Explanatory Note: When a project is approved, then in addition to the written findings required by § 123.410(a)(6), to the extent that a project does not fall within one of these exceptions, a written finding under § 123.413 regarding the criteria on need and access developed under § 123.412(a)(5) and (6) is required. Examples of when the written finding is required as to whether a project satisfies the State Agency's criteria for need and access are as follows: (1) The applicant proposes to make a capital expenditure of $400,000 required solely to comply with State licensure standards. The written finding is not required. (2) The applicant proposes to provide a new coronary care service with annual operating costs or more than the expenditure minimum. The written finding is required if the project is approved. (3) The applicant proposes to make a capital expenditure of $200,000 to repave its parking lot, or to acquire computerized data processing equipment, or to repair or upgrade its heating or air conditioning equipment. The written finding is not required. (4) The applicant proposes to make a capital expenditure to add fifteen beds to its obstetrical ward. The written finding is required if the project is approved. (5) The applicant proposes to make a capital expenditure to renovate the pediatric ward of its facility. If the project is approved, a written finding is required because the project is directly related to the provision of health services.

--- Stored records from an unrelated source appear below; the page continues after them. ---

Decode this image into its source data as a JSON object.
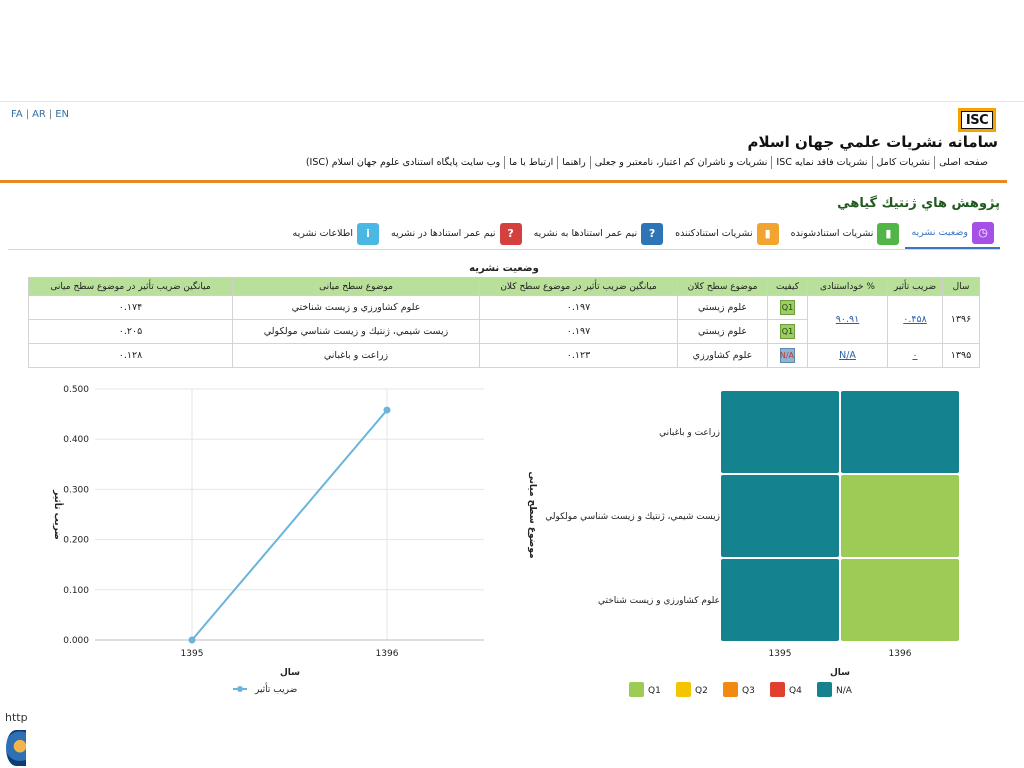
{
  "lang": [
    "FA",
    "AR",
    "EN"
  ],
  "logo": "ISC",
  "site_title": "سامانه نشريات علمي جهان اسلام",
  "nav": [
    "صفحه اصلی",
    "نشريات كامل",
    "نشريات فاقد نمايه ISC",
    "نشريات و ناشران كم اعتبار، نامعتبر و جعلی",
    "راهنما",
    "ارتباط با ما",
    "وب سايت پايگاه استنادی علوم جهان اسلام (ISC)"
  ],
  "journal_title": "پژوهش هاي ژنتيك گياهي",
  "tabs": [
    {
      "label": "وضعيت نشريه",
      "icon": "clock-icon",
      "color": "#a550e6",
      "active": true
    },
    {
      "label": "نشريات استنادشونده",
      "icon": "bar-chart-icon",
      "color": "#52b548"
    },
    {
      "label": "نشريات استنادكننده",
      "icon": "bar-chart-icon",
      "color": "#f2a431"
    },
    {
      "label": "نيم عمر استنادها به نشريه",
      "icon": "question-icon",
      "color": "#2d75b6"
    },
    {
      "label": "نيم عمر استنادها در نشريه",
      "icon": "question-icon",
      "color": "#d4403e"
    },
    {
      "label": "اطلاعات نشريه",
      "icon": "info-icon",
      "color": "#4bb7e3"
    }
  ],
  "table": {
    "caption": "وضعيت نشريه",
    "headers": [
      "سال",
      "ضريب تأثير",
      "% خوداستنادی",
      "كيفيت",
      "موضوع سطح كلان",
      "ميانگين ضريب تأثير در موضوع سطح كلان",
      "موضوع سطح ميانی",
      "ميانگين ضريب تأثير در موضوع سطح ميانی"
    ],
    "groups": [
      {
        "year": "۱۳۹۶",
        "impact": "۰.۴۵۸",
        "self_citation": "۹۰.۹۱",
        "rows": [
          {
            "quality": "Q1",
            "macro": "علوم زيستي",
            "macro_avg": "۰.۱۹۷",
            "meso": "علوم كشاورزي و زيست شناختي",
            "meso_avg": "۰.۱۷۴"
          },
          {
            "quality": "Q1",
            "macro": "علوم زيستي",
            "macro_avg": "۰.۱۹۷",
            "meso": "زيست شيمي، ژنتيك و زيست شناسي مولكولي",
            "meso_avg": "۰.۲۰۵"
          }
        ]
      },
      {
        "year": "۱۳۹۵",
        "impact": "۰",
        "self_citation": "N/A",
        "rows": [
          {
            "quality": "N/A",
            "macro": "علوم كشاورزي",
            "macro_avg": "۰.۱۲۳",
            "meso": "زراعت و باغباني",
            "meso_avg": "۰.۱۲۸"
          }
        ]
      }
    ]
  },
  "line_chart": {
    "type": "line",
    "x": [
      "1395",
      "1396"
    ],
    "series": [
      {
        "name": "ضريب تأثير",
        "values": [
          0,
          0.458
        ]
      }
    ],
    "xlabel": "سال",
    "ylabel": "ضريب تأثير",
    "ylim": [
      0,
      0.5
    ],
    "yticks": [
      "0.000",
      "0.100",
      "0.200",
      "0.300",
      "0.400",
      "0.500"
    ],
    "color": "#6cb4dc"
  },
  "heatmap": {
    "type": "heatmap",
    "x": [
      "1395",
      "1396"
    ],
    "y": [
      "زراعت و باغباني",
      "زيست شيمي، ژنتيك و زيست شناسي مولكولي",
      "علوم كشاورزي و زيست شناختي"
    ],
    "xlabel": "سال",
    "ylabel": "موضوع سطح ميانی",
    "cells": [
      [
        "N/A",
        "N/A"
      ],
      [
        "N/A",
        "Q1"
      ],
      [
        "N/A",
        "Q1"
      ]
    ],
    "legend": [
      {
        "label": "Q1",
        "color": "#9ccc55"
      },
      {
        "label": "Q2",
        "color": "#f5c400"
      },
      {
        "label": "Q3",
        "color": "#f28a12"
      },
      {
        "label": "Q4",
        "color": "#e0402e"
      },
      {
        "label": "N/A",
        "color": "#14838f"
      }
    ]
  },
  "status_text": "http"
}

(b) In any case where the State Agency finds that an approved project does not satisfy the State Agency's criteria based on the considerations in § 123.412(a)(5) or (6), it may, if it approves the application, impose the condition that the applicant take affirmative steps to meet those criteria.

(c) When this written finding is required, the State Agency, in evaluating the accessibility of the project, must take into account the current accessibility of the facility as a whole. If the State Agency disapproves a project for failure to meet the need and access criteria, it must so state in its written findings under § 123.410(a)(6).

(d) In any case where the State Agency finds that a project does not satisfy the State Agency's criteria based on the considerations in § 123.412(a)(5) or (6), it shall so notify in writing the applicant and the appropriate Regional Office of the Department of Health and Human Services.

[7] 42 C.F.R. § 123.410 (1982) provides in pertinent part:

§ 123.410 Procedures for State Agency review.

(a) The procedures adopted and used by a State Agency for conducting the reviews covered by this subpart must include at least the following:

* * * * * *

(6) Written findings and conditions. Provisions for written findings (including, as appropriate, the required findings under § 123.405(d) and § 123.413(a)) which state the basis for any final decision made by the State Agency. When a certificate of need is to be issued, these findings must include the finding of need required by § 123.408(a)(1). The State Agency may not make its final decision subject to any condition unless the condition directly relates to criteria established under § 123.412 or criteria prescribed by regulation by the State Agency in accordance with an authorization under State law. The State Agency shall send written findings to the applicant and to the health systems agency for the health service area in which the project is proposed, and shall make them available to others upon request. In the case of a project proposed by an HMO, the State Agency shall also send these written findings to the appropriate regional office of the Department of Health and Human Services at the time these are sent to the applicant.